While Nelson credits the speedy and decisive military victory by U.S. forces, he sides with critics who suggest too few troops were committed to win the peace. “There is the potential for another Beirut in Baghdad,” Nelson says. “I’ve ducked behind cars to avoid gunfire in Baghdad, and seen looting and hold-ups at gunpoint,” he says. “All of this could have been avoided with massive forces.” (Pictured:
Norm Nelson at Baghdad checkpoint with member of Army 3rd Armored Cavalry Division).

“We don’t have a very good record at following through,” he laments, drawing comparisons to Afghanistan. “Not a single road has been established or made viable across Afghanistan,” according to Nelson, since the end of U.S. military engagement with the Taliban regime. “We haven’t walked away, but we’re not getting the job done well,” he says. “In Afghanistan there is very little progress and Christians don’t seem to care.”

With the 2004 election looming in the U.S., Nelson sees the wrong focus emerging in the news media. “The coverage is being politicized into a battle between Democrats and Republicans,” Nelson says. “People wonder how this will effect the election, or if we’re safer now than before,” he observes. “All this coverage is centered on us.”

“There are times I think we don’t care about Iraqis,” Nelson says. “As Christians we have to be passionately concerned with the future of the Iraqi people and their quality of life,” he says. “I’m waiting for the Evangelical Christian community and for talk show hosts to talk about the Iraqi people.”

Nelson maintains contact with a small but growing Christian church in Iraq. “There is a quiet but profound movement toward Christ among the Muslims that we need to support,” he says. “The cause of America should be secondary to the cause of Christ, but it’s all blended now.”

“When high-profile Christians bash the Muslim religion there are consequences for indigenous Christians,” Nelson says. “We need self-control and discernment that while talking tough against Muslims might be popular, it puts Christian lives at risk,” he says. “We need a baptism of Christ’s spirit on our rhetoric and our agenda with regard to the Muslim world.”

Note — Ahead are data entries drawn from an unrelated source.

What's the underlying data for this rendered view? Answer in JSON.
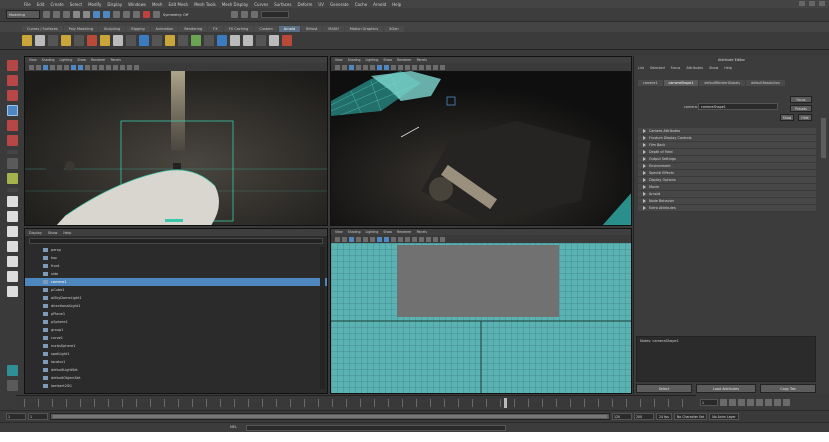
{
  "menubar": {
    "items": [
      "File",
      "Edit",
      "Create",
      "Select",
      "Modify",
      "Display",
      "Windows",
      "Mesh",
      "Edit Mesh",
      "Mesh Tools",
      "Mesh Display",
      "Curves",
      "Surfaces",
      "Deform",
      "UV",
      "Generate",
      "Cache",
      "Arnold",
      "Help"
    ]
  },
  "statusline": {
    "mode": "Modeling",
    "symmetry_label": "Symmetry: Off"
  },
  "shelf": {
    "tabs": [
      "Curves / Surfaces",
      "Poly Modeling",
      "Sculpting",
      "Rigging",
      "Animation",
      "Rendering",
      "FX",
      "FX Caching",
      "Custom",
      "Arnold",
      "Bifrost",
      "MASH",
      "Motion Graphics",
      "XGen"
    ],
    "active_tab": "Arnold"
  },
  "viewports": {
    "menu": [
      "View",
      "Shading",
      "Lighting",
      "Show",
      "Renderer",
      "Panels"
    ]
  },
  "outliner": {
    "menu": [
      "Display",
      "Show",
      "Help"
    ],
    "items": [
      {
        "label": "persp"
      },
      {
        "label": "top"
      },
      {
        "label": "front"
      },
      {
        "label": "side"
      },
      {
        "label": "camera1"
      },
      {
        "label": "pCube1"
      },
      {
        "label": "aiSkyDomeLight1"
      },
      {
        "label": "directionalLight1"
      },
      {
        "label": "pPlane1"
      },
      {
        "label": "pSphere1"
      },
      {
        "label": "group1"
      },
      {
        "label": "curve1"
      },
      {
        "label": "nurbsSphere1"
      },
      {
        "label": "spotLight1"
      },
      {
        "label": "locator1"
      },
      {
        "label": "defaultLightSet"
      },
      {
        "label": "defaultObjectSet"
      },
      {
        "label": "lambert2SG"
      }
    ],
    "selected_index": 4
  },
  "attribute_editor": {
    "title": "Attribute Editor",
    "menu": [
      "List",
      "Selected",
      "Focus",
      "Attributes",
      "Show",
      "Help"
    ],
    "tabs": [
      "camera1",
      "cameraShape1",
      "defaultRenderGlobals",
      "defaultResolution"
    ],
    "active_tab": "cameraShape1",
    "field_label": "camera:",
    "field_value": "cameraShape1",
    "buttons": [
      "Focus",
      "Presets",
      "Show",
      "Hide"
    ],
    "sections": [
      "Camera Attributes",
      "Frustum Display Controls",
      "Film Back",
      "Depth of Field",
      "Output Settings",
      "Environment",
      "Special Effects",
      "Display Options",
      "Movie",
      "Arnold",
      "Node Behavior",
      "Extra Attributes"
    ],
    "notes_label": "Notes: cameraShape1",
    "bottom_buttons": [
      "Select",
      "Load Attributes",
      "Copy Tab"
    ]
  },
  "timeline": {
    "current_frame": "1",
    "range_start": "1",
    "range_inner_start": "1",
    "range_inner_end": "120",
    "range_end": "200",
    "fps": "24 fps",
    "character_set": "No Character Set",
    "anim_layer": "No Anim Layer"
  },
  "cmdline": {
    "label": "MEL"
  }
}
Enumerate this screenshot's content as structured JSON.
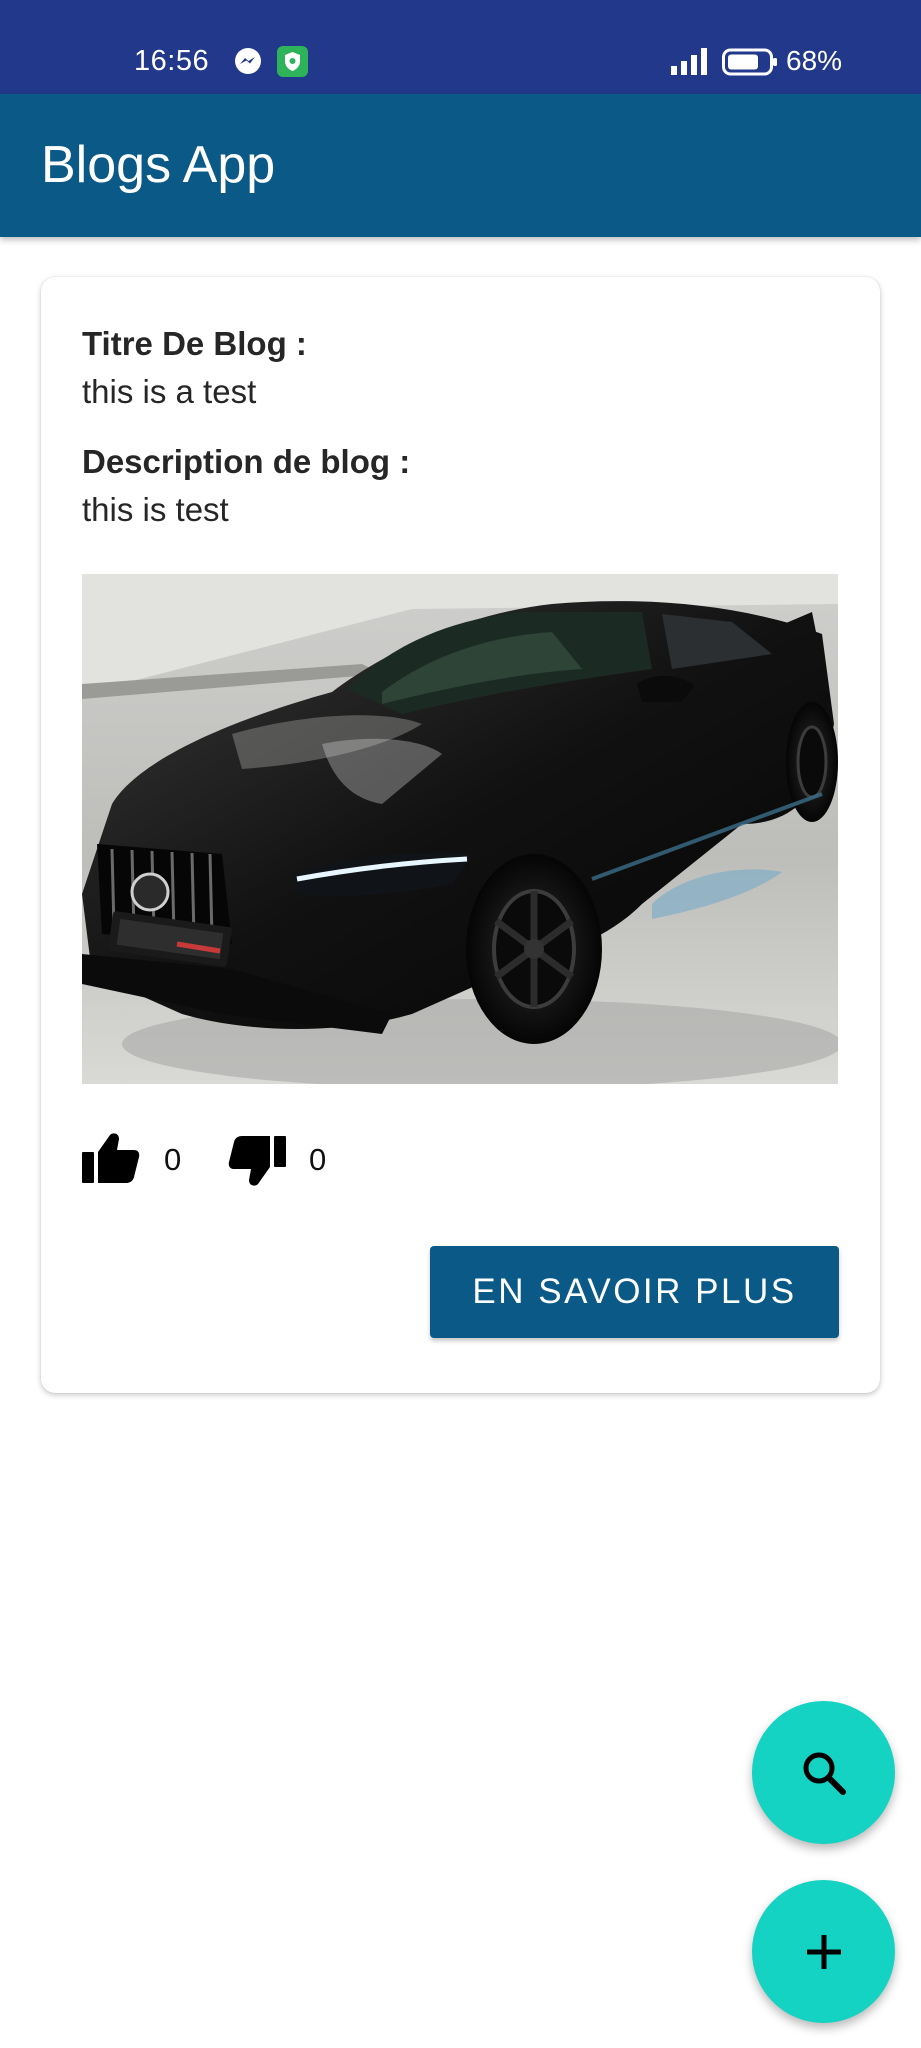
{
  "status_bar": {
    "time": "16:56",
    "battery_percent": "68%",
    "icons": [
      "messenger-icon",
      "shield-app-icon",
      "signal-icon",
      "battery-icon"
    ]
  },
  "app_bar": {
    "title": "Blogs App"
  },
  "blog_card": {
    "title_label": "Titre De Blog :",
    "title_value": "this is a test",
    "description_label": "Description de blog :",
    "description_value": "this is test",
    "image_icon": "car-photo",
    "likes_count": "0",
    "dislikes_count": "0",
    "more_button_label": "EN SAVOIR PLUS"
  },
  "fabs": {
    "search_icon": "search-icon",
    "add_icon": "plus-icon"
  },
  "colors": {
    "status_bar": "#22388a",
    "primary": "#0a5987",
    "fab": "#14d3c3",
    "text": "#262626"
  }
}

There are important distinctions between the established Christian church, which operated under Saddam Hussein, and a burgeoning underground church movement, mainly fueled by younger Iraqis. “The established church had freedom of worship under Hussein, but couldn’t spread the gospel,” Nelson says. “The underground church is intensely ambitious and want a Christian radio station so they can reach out and attract younger Iraqis,” he says.

“How can we strengthen their witness, when the majority in power will be Muslims?” he asks.

While Nelson says we must pray for unity among the believers in Iraq, there are urgent practical needs that must be met for normalcy to return. “They need safety in the streets, clean water, and electricity.” He believes most Christians are not even focusing on these concerns, because the secular media politicizes their world-view. Sadly, he concludes the political orientation of most Christians “snuffs out the life of the gospel.” (Pictured:
A destroyed shopping mall in front of the bombed-out Ministry of Information).

Nelson is raising money for food, clothing and other relief supplies, to be distributed through the church. “It’s important that Iraqi Christians distribute these supplies,” he says, because Shiite clerics are also distributing relief supplies in efforts to win the hearts of the people.

“The military is reestablishing basic human services, but it’s a long way to being anywhere close to where it should be.”